RESSENTIR ou activité émotionnelle

La sensation et l’émotion ne raisonnent pas, elles ne comparent pas, elles définissent seulement une impression donnée par son  aspect, son caractère plaisant ou déplaisant dans un sens ou dans un autre, sa couleur, son goût ou son odeur. Les fonctions du sentiment, ou émotions, sont toujours plaisantes ou déplaisantes ; les émotions indifférentes n’existent pas.

PERCEVOIR ou SENTIR ou activité instinctive-motrice

En outre, les sensations peuvent être indifférentes : ni chaud ni froid,  ni  plaisant  ni déplaisant : “papier blanc”, “crayon rouge”. Dans la sensation du blanc et du rouge, il n’y a rien de plaisant ni de déplaisant. Du moins, rien de tel n’est nécessairement lié à la sensation de l’une ou de l’autre de ces deux couleurs. Ces sensations, qui procèdent de ce que l’on nomme les “cinq sens”, et les autres, comme la sensation du chaud, du froid, etc., sont instinctives. 

D'où provient la connaissance ?

Nous devons comprendre que chaque fonction psychique normale est un moyen ou un instrument de connaissance. Avec l’aide du penser, nous voyons un aspect des choses et des événements, avec l’aide des émotions un autre aspect, avec l’aide des sensations un troisième aspect.

La connaissance la plus complète que nous puissions avoir d’un sujet donné ne peut être obtenue que si nous l’examinons simultanément à travers nos pensées, nos sentiments et nos sensations. 
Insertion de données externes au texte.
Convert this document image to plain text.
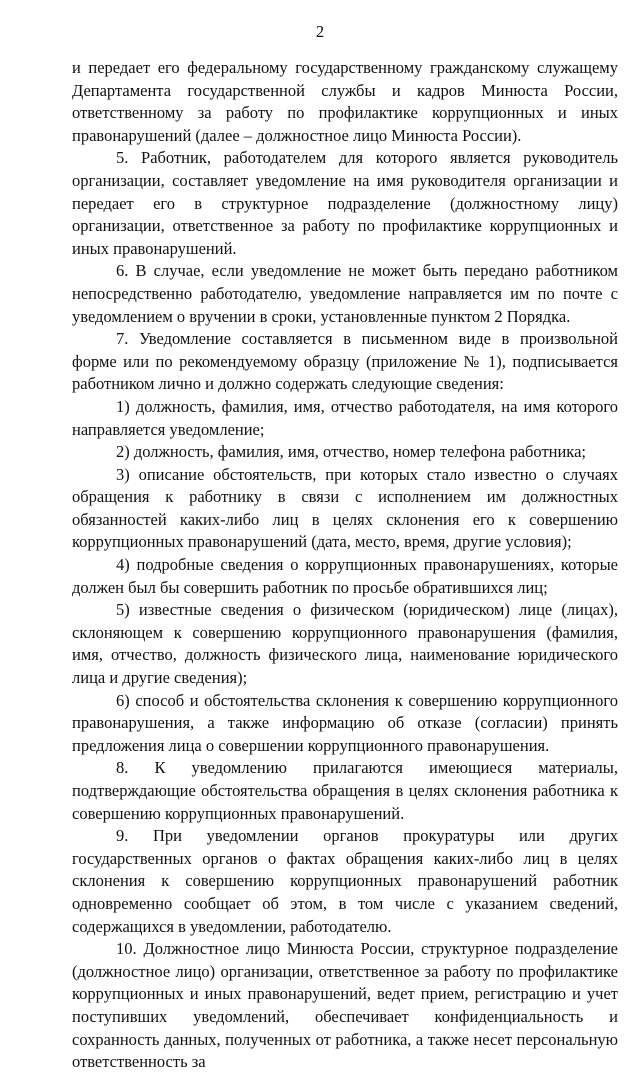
2

и передает его федеральному государственному гражданскому служащему Департамента государственной службы и кадров Минюста России, ответственному за работу по профилактике коррупционных и иных правонарушений (далее – должностное лицо Минюста России).

5. Работник, работодателем для которого является руководитель организации, составляет уведомление на имя руководителя организации и передает его в структурное подразделение (должностному лицу) организации, ответственное за работу по профилактике коррупционных и иных правонарушений.

6. В случае, если уведомление не может быть передано работником непосредственно работодателю, уведомление направляется им по почте с уведомлением о вручении в сроки, установленные пунктом 2 Порядка.

7. Уведомление составляется в письменном виде в произвольной форме или по рекомендуемому образцу (приложение № 1), подписывается работником лично и должно содержать следующие сведения:

1) должность, фамилия, имя, отчество работодателя, на имя которого направляется уведомление;

2) должность, фамилия, имя, отчество, номер телефона работника;

3) описание обстоятельств, при которых стало известно о случаях обращения к работнику в связи с исполнением им должностных обязанностей каких-либо лиц в целях склонения его к совершению коррупционных правонарушений (дата, место, время, другие условия);

4) подробные сведения о коррупционных правонарушениях, которые должен был бы совершить работник по просьбе обратившихся лиц;

5) известные сведения о физическом (юридическом) лице (лицах), склоняющем к совершению коррупционного правонарушения (фамилия, имя, отчество, должность физического лица, наименование юридического лица и другие сведения);

6) способ и обстоятельства склонения к совершению коррупционного правонарушения, а также информацию об отказе (согласии) принять предложения лица о совершении коррупционного правонарушения.

8. К уведомлению прилагаются имеющиеся материалы, подтверждающие обстоятельства обращения в целях склонения работника к совершению коррупционных правонарушений.

9. При уведомлении органов прокуратуры или других государственных органов о фактах обращения каких-либо лиц в целях склонения к совершению коррупционных правонарушений работник одновременно сообщает об этом, в том числе с указанием сведений, содержащихся в уведомлении, работодателю.

10. Должностное лицо Минюста России, структурное подразделение (должностное лицо) организации, ответственное за работу по профилактике коррупционных и иных правонарушений, ведет прием, регистрацию и учет поступивших уведомлений, обеспечивает конфиденциальность и сохранность данных, полученных от работника, а также несет персональную ответственность за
Tout homme qui s’efforce d’atteindre à la véritable connaissance doit tendre vers  la possibilité d’une telle perception. 

Dans les conditions ordinaires, l’homme voit le monde à travers une vitre déformée, inégale. 

Et même s’il s’en rend compte, il n’y peut rien changer. 

Son mode de perception, quel qu’il soit, dépend du travail de son organisme total. Toutes les fonctions sont interdépendantes et s’équilibrent l’une l’autre, toutes les fonctions tendent à se maintenir l’une l’autre dans l’état où elles sont.

C’est pourquoi un homme qui commence à s’étudier lui-même, s’il découvre en lui quelque chose qu’il n’aime pas, doit comprendre qu’il ne sera pas capable de la changer. 

Étudier est une chose, changer en est une autre. 

Mais l’étude est le premier pas vers la possibilité de changer dans l’avenir. 

Et, dès le début de l’étude de soi, on doit bien se convaincre que pendant longtemps tout le travail consistera seulement à s’étudier.